Amalie Sara Colquhoun


Amalie Sara Colquhoun was an Australian landscape and portrait painter who is represented in national and state galleries. In addition to painting landscapes, portraits and still lifes, Colquhoun designed and supervised the construction of stained glass windows for three of Ballarat's churches, St Andrew's Kirk, Lydiard Street Uniting Church and Mount Pleasant Methodist Church. She studied in both Melbourne and Sydney, exhibited in England and Australia and taught in the school she started with her husband in Melbourne.

Biography

She was born Amalie Sara Field in Murtoa, a town in the Wimmera region of Victoria, Australia to parents Alfred Francis Field, a blacksmith, and Louisa Caroline, née Degenhardt, both Australian born.

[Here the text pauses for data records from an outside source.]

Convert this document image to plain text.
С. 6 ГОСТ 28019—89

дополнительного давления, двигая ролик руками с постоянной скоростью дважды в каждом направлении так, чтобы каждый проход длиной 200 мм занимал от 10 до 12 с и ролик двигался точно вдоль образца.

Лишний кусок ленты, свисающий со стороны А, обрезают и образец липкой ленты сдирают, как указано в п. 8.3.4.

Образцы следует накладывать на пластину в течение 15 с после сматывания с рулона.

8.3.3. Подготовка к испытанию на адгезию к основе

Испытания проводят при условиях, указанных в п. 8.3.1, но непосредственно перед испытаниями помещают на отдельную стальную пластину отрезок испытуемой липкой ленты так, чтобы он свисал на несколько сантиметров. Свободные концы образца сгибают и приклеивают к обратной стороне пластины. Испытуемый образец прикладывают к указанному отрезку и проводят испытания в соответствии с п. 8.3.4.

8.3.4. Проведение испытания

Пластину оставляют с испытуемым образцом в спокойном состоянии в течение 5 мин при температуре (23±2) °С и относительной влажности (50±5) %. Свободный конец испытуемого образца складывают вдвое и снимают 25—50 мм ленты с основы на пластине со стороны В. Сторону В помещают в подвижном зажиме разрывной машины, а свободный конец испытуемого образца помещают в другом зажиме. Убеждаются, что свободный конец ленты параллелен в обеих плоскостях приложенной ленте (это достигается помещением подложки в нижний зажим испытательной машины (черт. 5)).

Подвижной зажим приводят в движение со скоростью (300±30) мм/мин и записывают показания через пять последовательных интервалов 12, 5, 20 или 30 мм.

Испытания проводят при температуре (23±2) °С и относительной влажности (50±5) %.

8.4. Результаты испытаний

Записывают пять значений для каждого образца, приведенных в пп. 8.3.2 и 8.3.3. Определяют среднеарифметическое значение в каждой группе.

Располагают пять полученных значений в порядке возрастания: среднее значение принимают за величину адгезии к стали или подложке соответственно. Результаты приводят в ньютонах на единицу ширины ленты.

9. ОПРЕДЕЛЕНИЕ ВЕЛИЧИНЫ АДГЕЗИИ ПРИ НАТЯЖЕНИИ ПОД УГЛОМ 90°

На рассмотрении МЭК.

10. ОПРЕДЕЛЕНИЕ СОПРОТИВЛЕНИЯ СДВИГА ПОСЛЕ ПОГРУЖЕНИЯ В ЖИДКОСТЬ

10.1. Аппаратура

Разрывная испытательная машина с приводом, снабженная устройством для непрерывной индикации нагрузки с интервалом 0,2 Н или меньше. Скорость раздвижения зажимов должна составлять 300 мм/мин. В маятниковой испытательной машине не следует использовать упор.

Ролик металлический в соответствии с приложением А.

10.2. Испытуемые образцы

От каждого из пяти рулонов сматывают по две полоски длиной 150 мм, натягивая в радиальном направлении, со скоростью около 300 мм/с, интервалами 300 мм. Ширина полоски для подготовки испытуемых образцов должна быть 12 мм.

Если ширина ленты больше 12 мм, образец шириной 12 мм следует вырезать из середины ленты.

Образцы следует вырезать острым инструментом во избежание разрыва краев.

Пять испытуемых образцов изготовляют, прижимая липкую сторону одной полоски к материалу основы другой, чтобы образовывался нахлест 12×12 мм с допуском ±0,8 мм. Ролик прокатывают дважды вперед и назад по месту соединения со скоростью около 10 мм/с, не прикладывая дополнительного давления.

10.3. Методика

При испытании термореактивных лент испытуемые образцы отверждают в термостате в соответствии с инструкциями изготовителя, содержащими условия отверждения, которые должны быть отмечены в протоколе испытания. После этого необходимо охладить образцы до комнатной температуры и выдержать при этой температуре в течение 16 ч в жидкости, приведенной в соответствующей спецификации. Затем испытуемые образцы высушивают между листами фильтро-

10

They moved to Ballarat in 1904 where Amalie studied drawing and design at the Ballarat Technical Art School, becoming the Art Mistress there in the mid-1920s. She continued to advance her career when the Victorian Education Department supported her study of pottery and stained glass at Sydney Technical College. On returning to Ballarat she started the teaching of pottery at the school. She continued her studies at the well-known Max Meldrum School in Melbourne. She also taught at Melbourne Technical College.
Amalie Field married Archibald Colquhoun in 1931 and they had no children. She died on 16 June 1974 in East Melbourne and was buried in Boroondara cemetery, Kew, with Anglican rites.

Career

In 1927 she was appointed to the Working Men's College in Melbourne. In the same year Archibald Colquhoun started an art school in that city. Amalie Colquhoun was one of Archibald Colquhoun's students and married him in 1931. Up until the time they bought their property at Swinton in Kew, the Colquhouns lived in their Melbourne studios.
Colquhoun and her husband taught for many years and had portraits, landscape paintings, and reproductions of famous sculptures displayed on the walls of the school. Colquhoun was noted for her seascapes painted from their holiday house at Lorne, Victoria. Her husband's 1948 painting of her, Amalie Colquhoun, is in the Art Gallery of New South Wales.
In 1950 the Colquhouns closed the school, and in 1954 moved from the city to Kew, establishing a studio and occasional gallery in their home. They continued to paint intensively, particularly landscapes and seascapes reflecting their travels.

Honours

In 1949 Colquhoun was a finalist in the Archibald Prize with her work Rosa.